A few years ago, Lupe Fiasco had a song called “Put You on Game” that I greatly enjoyed. The phrase is the same as putting someone on blast or for those who aren’t so hip-hop inclined, well, it’s airing some things. This edition of AUM is me airing a few things…
On Email Threads
I have this growing email thread with a cat by the name of Doomsday, who has made it into the annals of AUM a few times now. Well, he’s no longer a client, but emails me from time to time, and every time it’s the same as before about chaos and Darkness and bleh. Whether the Dark is really truly plotting something, whether it targets one or more of us specifically, what can we really do but live our lives? I mean seriously. I have tried sharing this, I reinforce that my life is good and it is, not just me saying it, but feeling it, experiencing it because I accept it for what it is. But he has an agenda and sees what he wants to see, which it’s like man, wt-efffffff. Please stop putting your Darkness on me, Homie!
Do I have challenges? For sure. Is life all sunshine? Obviously, between hail, tornadoes, and flash floods in Hawaii, on at least that level, it’s not all sunny. But even then, with the weather, I’ve seen a few rainbows…

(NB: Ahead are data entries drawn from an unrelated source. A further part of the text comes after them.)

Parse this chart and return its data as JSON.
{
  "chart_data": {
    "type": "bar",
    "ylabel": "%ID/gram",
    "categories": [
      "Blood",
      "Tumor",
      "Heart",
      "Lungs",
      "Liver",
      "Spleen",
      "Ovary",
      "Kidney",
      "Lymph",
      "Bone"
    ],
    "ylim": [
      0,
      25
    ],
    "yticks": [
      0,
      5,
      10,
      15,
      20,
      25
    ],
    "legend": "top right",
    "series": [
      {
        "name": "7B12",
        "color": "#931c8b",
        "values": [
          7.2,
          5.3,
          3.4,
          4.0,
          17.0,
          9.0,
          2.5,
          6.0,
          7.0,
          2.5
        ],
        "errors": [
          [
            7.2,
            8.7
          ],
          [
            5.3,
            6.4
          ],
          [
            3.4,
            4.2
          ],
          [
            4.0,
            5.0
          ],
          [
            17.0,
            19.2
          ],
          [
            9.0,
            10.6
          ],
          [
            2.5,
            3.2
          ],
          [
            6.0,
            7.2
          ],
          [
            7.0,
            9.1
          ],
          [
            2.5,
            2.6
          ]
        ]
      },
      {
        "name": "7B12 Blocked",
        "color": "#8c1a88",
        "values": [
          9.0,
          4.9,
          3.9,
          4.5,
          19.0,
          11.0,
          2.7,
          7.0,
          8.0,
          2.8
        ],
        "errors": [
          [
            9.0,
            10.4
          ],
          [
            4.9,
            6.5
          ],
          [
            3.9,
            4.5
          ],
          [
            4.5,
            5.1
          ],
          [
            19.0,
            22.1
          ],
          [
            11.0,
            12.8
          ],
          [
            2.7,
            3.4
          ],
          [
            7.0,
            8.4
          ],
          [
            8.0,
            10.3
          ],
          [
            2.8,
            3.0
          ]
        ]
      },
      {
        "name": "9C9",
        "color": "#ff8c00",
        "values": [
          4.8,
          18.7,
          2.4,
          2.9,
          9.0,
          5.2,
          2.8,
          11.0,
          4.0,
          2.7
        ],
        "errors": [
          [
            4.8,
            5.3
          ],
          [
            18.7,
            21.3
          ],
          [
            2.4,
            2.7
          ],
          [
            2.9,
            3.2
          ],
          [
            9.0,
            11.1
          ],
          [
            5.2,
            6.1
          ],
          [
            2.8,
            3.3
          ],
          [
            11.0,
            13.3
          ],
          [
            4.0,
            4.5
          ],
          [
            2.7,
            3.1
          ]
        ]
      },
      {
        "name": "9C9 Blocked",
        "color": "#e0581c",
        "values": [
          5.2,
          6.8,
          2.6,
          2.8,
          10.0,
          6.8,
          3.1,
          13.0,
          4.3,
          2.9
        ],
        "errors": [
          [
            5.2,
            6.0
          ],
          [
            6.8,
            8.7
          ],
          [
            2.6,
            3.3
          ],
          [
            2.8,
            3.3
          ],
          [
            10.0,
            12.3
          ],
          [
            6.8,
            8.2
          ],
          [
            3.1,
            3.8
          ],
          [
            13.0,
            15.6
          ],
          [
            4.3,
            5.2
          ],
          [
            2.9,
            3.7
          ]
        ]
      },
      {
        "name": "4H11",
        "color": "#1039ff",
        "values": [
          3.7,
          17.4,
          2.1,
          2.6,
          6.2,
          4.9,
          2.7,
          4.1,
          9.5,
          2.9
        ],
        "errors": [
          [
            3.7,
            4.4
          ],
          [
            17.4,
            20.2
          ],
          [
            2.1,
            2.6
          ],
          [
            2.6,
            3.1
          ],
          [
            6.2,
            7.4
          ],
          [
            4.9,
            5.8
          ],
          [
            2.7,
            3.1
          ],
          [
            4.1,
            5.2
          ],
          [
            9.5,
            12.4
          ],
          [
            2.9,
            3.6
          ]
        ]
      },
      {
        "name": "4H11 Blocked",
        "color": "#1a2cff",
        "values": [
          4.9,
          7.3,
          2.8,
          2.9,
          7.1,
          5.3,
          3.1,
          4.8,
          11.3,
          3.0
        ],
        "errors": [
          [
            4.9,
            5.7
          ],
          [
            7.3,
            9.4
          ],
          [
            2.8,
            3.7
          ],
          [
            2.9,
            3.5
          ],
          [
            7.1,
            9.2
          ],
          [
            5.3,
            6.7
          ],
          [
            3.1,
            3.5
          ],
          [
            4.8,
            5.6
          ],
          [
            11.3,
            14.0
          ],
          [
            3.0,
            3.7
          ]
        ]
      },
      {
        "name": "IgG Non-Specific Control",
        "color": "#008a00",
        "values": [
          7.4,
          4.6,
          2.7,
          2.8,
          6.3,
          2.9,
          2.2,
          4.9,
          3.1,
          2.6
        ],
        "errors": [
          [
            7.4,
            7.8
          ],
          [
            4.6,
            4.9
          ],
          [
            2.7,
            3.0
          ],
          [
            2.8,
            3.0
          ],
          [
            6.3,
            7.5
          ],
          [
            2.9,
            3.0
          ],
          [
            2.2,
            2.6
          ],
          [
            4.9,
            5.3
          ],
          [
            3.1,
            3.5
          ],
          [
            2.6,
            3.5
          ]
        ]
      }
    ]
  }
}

My point? Well, doesn’t matter how many times you tell someone something, they have to figure it our for themselves.
Which Segues Nicely To…
Blowing smoke up my ass. Little games that people play about their spiritual growth are lame. Why can I say that, because I played them as well. I have worked with people in the past and I can see the writing on the wall with what they are doing currently, yet there they go, trying to get me to believe in their B***S*** story. That’s cool, you think what you do. That’s great for whatever but I’m not taking your feelings folks for I am not responsible for them, so don’t look to me for validation of idiocy. You won’t find it. Read here and you’ll find countless examples of my own idiocy. There are entries here that I cringe about but I leave them because it was where I was at and if anything, they are like bread crumbs..
There’s no point in jumping to any conclusion while you are alive. I can say that now because how many freaking times have I concluded only for a new beginning to follow or grow disappointed because the expected conclusion turned out alot differently then my original expectation.
Let go, let Life.
Life is a never-ending story of realizations. I can no longer conclude, all I can do is to realize further and further, learn, do my best to grow, cultivate and maintain, accept, be authentic, be True, and yeah.
It is what it is, it will be what it will be. Either way does it matter, if one is not present?
Super stoked on The Tales of Mr. E. and the King, the story is taking itself in directions I’d not envisioned. VERY grateful I have a place to live, love that I work with good people who have amazing Hearts, and really stoked that I feel the Presence of the Spirit, get to see, listen, and hear so long as my own presence is there.
With that, I vented, I blasted. I’m O-U-T, out!